Well, there you have it: my two cents' worth. I hope it makes sense and helps inform your speculations. But neutrons are ghost particles as far as beings like us, beings made of matter, are concerned. We have our work cut out just detecting them, so I doubt we'll be using them as an intergalactic telegraph any time soon. It'll be a while before the world's patent authorities are troubled by applications from would-be-inventors of the ansible.

Scamandrius out. As usual, I shall genuinely welcome correction or discussion on this stuff from anyone who knows better than I.


*Yes, masqua, neutrinos do come from the sun, but it is not and never was the only source.

**As far as I know.

***Such as an invariant velocity or the ability to halt local metric expansion.

posted on Jun, 16 2009 @ 11:04 AM
reply to post by Astyanax

Yea the article in the OP was misleading a little bit a first (imo), another article cleared it up. It is simply the wave function that has expanded. I was originally thinking that they were talking about the actual particle itself, not its wave function. Good work in explaining the Big Bang by the way!

posted on Jun, 16 2009 @ 11:19 AM
reply to post by Astyanax

Maybe I am not fully understanding this but it seems quite obvious to me that one would expect a wave function to be this large considering the particle formed 13.7 billion years ago. The only issue I would see preventing this would be the collapse of the wave or the extreme stretch of the wave to such a degree it was indiscernible and pretty much part of the vacuum again and not related to the source particle anymore.
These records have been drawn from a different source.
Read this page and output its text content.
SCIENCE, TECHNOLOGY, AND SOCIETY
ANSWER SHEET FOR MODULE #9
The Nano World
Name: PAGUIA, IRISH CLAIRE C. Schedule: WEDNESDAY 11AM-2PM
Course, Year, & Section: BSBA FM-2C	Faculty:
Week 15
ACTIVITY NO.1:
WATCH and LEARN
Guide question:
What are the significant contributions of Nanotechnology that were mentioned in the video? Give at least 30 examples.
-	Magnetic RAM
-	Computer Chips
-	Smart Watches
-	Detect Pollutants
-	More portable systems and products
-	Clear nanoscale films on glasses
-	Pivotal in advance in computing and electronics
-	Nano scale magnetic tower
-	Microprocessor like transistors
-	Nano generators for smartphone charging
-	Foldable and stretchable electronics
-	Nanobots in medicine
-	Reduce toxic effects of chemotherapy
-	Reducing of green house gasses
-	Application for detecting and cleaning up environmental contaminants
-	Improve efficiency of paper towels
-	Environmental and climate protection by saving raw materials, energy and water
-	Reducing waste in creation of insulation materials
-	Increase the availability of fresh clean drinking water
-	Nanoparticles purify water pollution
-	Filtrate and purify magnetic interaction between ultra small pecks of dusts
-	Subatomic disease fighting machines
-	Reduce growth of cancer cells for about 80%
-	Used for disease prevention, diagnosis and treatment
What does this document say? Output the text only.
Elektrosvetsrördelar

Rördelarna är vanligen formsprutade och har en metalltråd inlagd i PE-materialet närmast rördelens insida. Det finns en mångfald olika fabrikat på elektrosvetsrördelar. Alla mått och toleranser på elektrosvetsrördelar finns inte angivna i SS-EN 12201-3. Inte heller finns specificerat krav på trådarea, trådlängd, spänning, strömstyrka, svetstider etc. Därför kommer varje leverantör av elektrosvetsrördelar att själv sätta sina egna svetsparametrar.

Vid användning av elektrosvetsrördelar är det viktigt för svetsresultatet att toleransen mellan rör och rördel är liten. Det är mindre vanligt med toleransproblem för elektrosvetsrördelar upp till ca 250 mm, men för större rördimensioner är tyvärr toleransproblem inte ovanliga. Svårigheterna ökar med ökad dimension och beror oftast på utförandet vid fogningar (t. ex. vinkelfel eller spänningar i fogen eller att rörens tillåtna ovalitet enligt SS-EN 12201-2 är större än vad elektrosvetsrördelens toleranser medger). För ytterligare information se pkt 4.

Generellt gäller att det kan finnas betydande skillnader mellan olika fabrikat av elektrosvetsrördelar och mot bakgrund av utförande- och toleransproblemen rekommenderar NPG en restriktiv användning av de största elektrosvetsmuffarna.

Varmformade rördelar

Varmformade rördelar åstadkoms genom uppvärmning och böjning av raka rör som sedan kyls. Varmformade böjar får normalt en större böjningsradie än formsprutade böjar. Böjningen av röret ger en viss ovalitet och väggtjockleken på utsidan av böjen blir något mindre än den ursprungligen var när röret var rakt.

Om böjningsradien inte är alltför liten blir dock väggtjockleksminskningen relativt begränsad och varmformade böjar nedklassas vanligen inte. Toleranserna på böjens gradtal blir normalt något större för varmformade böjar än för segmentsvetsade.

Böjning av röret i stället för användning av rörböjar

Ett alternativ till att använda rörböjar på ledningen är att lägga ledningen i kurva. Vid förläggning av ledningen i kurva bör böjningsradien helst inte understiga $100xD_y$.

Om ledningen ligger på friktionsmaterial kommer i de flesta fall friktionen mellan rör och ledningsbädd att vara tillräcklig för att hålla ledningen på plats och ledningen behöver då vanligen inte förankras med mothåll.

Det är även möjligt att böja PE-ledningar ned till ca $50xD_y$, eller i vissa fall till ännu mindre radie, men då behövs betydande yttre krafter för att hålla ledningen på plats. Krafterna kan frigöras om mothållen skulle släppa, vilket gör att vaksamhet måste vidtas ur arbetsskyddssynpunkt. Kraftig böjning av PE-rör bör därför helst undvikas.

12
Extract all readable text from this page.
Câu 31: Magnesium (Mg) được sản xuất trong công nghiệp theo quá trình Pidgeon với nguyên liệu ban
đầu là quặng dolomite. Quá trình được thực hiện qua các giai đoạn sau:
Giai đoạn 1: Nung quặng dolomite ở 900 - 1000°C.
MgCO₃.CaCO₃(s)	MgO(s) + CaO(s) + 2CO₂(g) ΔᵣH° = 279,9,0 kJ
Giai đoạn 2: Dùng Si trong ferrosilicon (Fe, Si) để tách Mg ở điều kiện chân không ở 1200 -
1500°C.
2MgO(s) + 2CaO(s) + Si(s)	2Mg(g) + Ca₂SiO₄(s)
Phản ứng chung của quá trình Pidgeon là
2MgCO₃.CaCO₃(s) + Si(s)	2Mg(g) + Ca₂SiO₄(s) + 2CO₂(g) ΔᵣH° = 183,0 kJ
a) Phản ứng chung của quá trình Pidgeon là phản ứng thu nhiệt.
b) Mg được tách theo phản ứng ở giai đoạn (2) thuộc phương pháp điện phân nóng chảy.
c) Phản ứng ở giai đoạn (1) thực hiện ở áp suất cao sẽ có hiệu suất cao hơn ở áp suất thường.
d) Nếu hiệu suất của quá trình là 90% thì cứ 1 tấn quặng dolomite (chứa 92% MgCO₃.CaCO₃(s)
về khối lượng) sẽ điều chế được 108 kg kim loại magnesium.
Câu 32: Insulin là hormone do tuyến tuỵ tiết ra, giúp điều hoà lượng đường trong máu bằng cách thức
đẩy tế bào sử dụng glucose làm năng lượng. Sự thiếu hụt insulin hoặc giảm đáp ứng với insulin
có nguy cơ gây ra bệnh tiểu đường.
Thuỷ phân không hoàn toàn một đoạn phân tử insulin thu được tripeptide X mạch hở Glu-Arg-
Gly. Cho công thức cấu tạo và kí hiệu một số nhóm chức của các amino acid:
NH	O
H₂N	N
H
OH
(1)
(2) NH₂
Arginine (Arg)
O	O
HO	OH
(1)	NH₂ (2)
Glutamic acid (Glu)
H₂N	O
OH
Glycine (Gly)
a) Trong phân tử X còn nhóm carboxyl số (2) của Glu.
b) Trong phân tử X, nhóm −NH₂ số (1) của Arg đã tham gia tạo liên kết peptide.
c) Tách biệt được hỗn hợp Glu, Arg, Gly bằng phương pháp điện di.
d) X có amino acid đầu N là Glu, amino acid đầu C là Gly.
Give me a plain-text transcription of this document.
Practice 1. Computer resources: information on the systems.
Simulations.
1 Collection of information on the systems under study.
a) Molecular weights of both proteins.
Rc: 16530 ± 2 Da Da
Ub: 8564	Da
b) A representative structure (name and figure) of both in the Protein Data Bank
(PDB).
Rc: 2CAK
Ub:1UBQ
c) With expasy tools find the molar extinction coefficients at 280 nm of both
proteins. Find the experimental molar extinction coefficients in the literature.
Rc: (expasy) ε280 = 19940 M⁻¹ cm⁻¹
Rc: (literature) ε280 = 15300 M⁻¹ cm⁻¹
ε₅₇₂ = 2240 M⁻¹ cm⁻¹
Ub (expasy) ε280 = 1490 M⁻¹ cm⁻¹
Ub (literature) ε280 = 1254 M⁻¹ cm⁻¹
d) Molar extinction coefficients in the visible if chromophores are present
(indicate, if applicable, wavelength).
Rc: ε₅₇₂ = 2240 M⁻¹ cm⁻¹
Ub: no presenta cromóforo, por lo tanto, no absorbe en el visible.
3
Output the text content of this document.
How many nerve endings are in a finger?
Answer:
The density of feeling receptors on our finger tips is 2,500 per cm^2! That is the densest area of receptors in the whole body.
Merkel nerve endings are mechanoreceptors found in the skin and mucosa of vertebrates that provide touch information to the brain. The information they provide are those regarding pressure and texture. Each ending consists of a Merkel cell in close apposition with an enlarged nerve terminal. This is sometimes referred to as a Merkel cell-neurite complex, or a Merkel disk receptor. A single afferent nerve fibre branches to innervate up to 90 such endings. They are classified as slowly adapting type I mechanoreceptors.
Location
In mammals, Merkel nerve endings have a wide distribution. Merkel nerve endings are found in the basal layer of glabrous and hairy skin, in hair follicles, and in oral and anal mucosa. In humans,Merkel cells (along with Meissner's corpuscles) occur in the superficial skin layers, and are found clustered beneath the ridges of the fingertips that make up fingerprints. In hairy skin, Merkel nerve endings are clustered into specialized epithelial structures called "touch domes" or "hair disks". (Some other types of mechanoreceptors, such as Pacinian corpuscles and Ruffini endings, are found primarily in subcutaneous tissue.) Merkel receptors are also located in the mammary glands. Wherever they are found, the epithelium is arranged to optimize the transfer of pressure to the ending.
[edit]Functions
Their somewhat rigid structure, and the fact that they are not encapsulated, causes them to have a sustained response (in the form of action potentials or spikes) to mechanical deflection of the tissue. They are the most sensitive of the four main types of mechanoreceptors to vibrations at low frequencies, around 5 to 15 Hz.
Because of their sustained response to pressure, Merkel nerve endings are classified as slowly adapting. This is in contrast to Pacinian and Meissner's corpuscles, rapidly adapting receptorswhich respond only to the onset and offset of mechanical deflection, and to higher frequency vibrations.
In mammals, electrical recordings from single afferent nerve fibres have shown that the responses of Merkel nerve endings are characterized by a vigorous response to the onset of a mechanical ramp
posted on Jun, 16 2009 @ 12:04 PM
reply to post by Fromabove

Yes but it's mass with energy. I don't think it's known how to directly create mass from energy, but we do create larger mass from smaller mass using energy. The fact is that energy is light and other waves, mass in a probability wave super condensed into one area. You ARE a wave, just so small that you can see yourself at one place. However we do not stretch with the universe because our quantum location is specific. If we were small then we would spread out as a wave, but we do not. We would remain our current wave function unto infinity, or until we alter our own wave to spread it out, hence star trek teleporters. Stretch the wave out, then increase gravity at a different location, and the wave collapses to there, quantum tunneling you.

posted on Jun, 16 2009 @ 10:54 PM
The last biggest thing in space was the super belt of super galaxies
that sort of dissolved the uniform expansion from the big bang.

Thus the tapestry of space became invoked.